Porque todo ese ruido, ese hacer cosas, esa bulimia socio-gastronómico-turística, te ata a la vida, lo cual está bien, pero la Semana Santa te ofrece la oportunidad de escapar, por apenas cuatro días, de todo eso. De las servidumbres sociales, de tu familia y los grupos de WhatsApp, incluso. De la tiranía del FoMO (Fear of Missing Out, ese miedo a perderte cosas, como saben los autores de Todo a la vez en todas partes) y el ir con la lengua fuera y la frustración dentro, para concentrarte en ti mismo, que es el camino más directo y más recomendado para subir un peldaño en ese grado de conciencia y entrar en algo parecido a una trascendencia. En un bienestar interior que no se anuncia en SERViajeros. En una zona de confort de verdad y de la que no hay salir.

No hacer nada no es lo mismo que no querer hacer nada. En Gozo, de Azahara Alonso, leemos una confesión —al calor de ese instalarse en una isla tan pequeña como es Gozo, al lado de Malta—: su deseo de ser «improductiva». Me acuerdo de En defensa de los ociosos, y la defensa que hacía Stevenson de ese tiempo improductivo, pero por cuanto te permitía conocerte mejor y así hacer las cosas que uno tiene que hacer, cuando toque, bien hechas. 

Porque todos estamos llamados a hacer cosas, pequeñas o grandes. «Toda vida tiene un propósito cósmico», nos recordaba el gurú Gurdjieff. Y eso es lo que Alonso persigue; no tanto una Defensa de la vagancia, sino la oportunidad de un tiempo para pensar. Para equivocarse incluso y acertar cuando toque, porque seguramente el acierto será más certero.

Así que el único destino que recomendaría para esta Semana Santa sería el de ir al desierto.

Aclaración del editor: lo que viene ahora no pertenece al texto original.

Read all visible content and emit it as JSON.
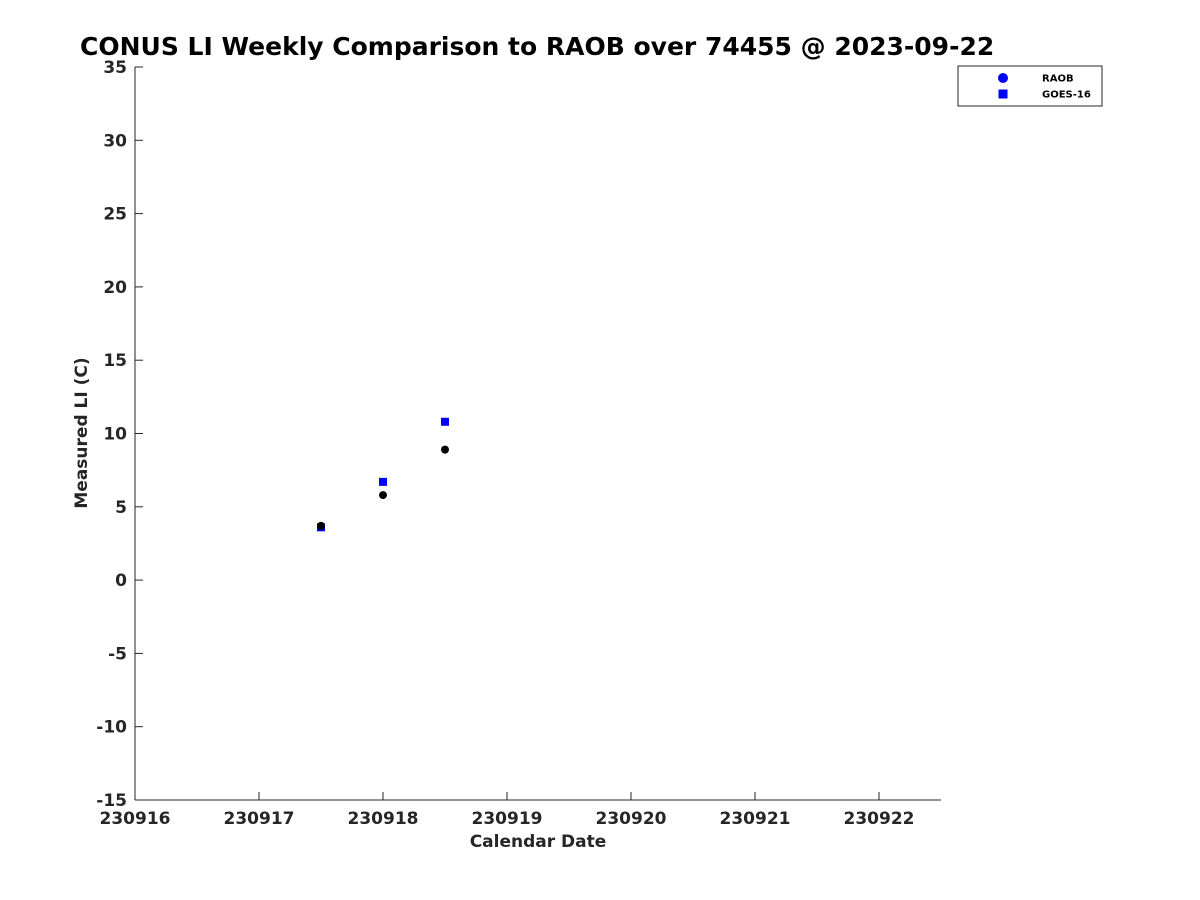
{
  "chart_data": {
    "type": "scatter",
    "title": "CONUS LI Weekly Comparison to RAOB over 74455 @ 2023-09-22",
    "xlabel": "Calendar Date",
    "ylabel": "Measured LI (C)",
    "xlim": [
      230916,
      230922.5
    ],
    "ylim": [
      -15,
      35
    ],
    "xticks": [
      230916,
      230917,
      230918,
      230919,
      230920,
      230921,
      230922
    ],
    "xtick_labels": [
      "230916",
      "230917",
      "230918",
      "230919",
      "230920",
      "230921",
      "230922"
    ],
    "yticks": [
      35,
      30,
      25,
      20,
      15,
      10,
      5,
      0,
      -5,
      -10,
      -15
    ],
    "ytick_labels": [
      "35",
      "30",
      "25",
      "20",
      "15",
      "10",
      "5",
      "0",
      "-5",
      "-10",
      "-15"
    ],
    "grid": false,
    "legend_position": "top-right",
    "series": [
      {
        "name": "RAOB",
        "marker": "circle",
        "legend_color": "#0000ff",
        "point_color": "#000000",
        "x": [
          230917.5,
          230918.0,
          230918.5
        ],
        "y": [
          3.7,
          5.8,
          8.9
        ]
      },
      {
        "name": "GOES-16",
        "marker": "square",
        "legend_color": "#0000ff",
        "point_color": "#0000ff",
        "x": [
          230917.5,
          230918.0,
          230918.5
        ],
        "y": [
          3.6,
          6.7,
          10.8
        ]
      }
    ]
  }
}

Hacerte amigo del desierto, como propone Pablo d’Ors en su libro y asociación homónima para la práctica de la meditación. 

«En la cultura tuareg se dice que Dios invento el desierto para que los hombres pudieran encontrarse consigo mismos»

En la cultura tuareg se dice que Dios invento el desierto para que los hombres pudieran encontrarse consigo mismos. En esos desiertos se puede escuchar el silencio, ofrecido por un viento que lo acompaña, lo presenta, lo niega incluso. Claro que no hace falta ir al desierto mismo, ni subirse en avión ninguno. Sentarse diez minutos en el banco de una iglesia vacía, en la que quizá construyan refugios de las astronaves interplanetarias, es suficiente. 

O incluso cantar el conmovedor Señor, por qué me has abandonado, en una iglesia de toda la vida, y romper con esa idea de descreimiento generalizado que la prensa contemporánea da por sentada, como se lamentaba Mario Colleoni con esta reflexión: 

«Me resulta muy elocuente que, de manera sistemática, la prensa cultural generalista aborde exposiciones de arte del pasado —estoy pensando en la de Guido Reni, pero es extensible a cualquiera— dando por supuesto que nadie encuentra en ellas aliento, consuelo o devoción religiosa».

Admiremos las obras de Guido Reni y abramos la puerta, tantos años cegada, que conduce al desierto. No se abre de par en par, sino que conviene derribarla con decisión. Parece imposible, pero con algo de tesón se abrirá la primera grieta, la misma a la que alude Leonard Cohen, que también estuvo en el desierto, en uno de sus himnos.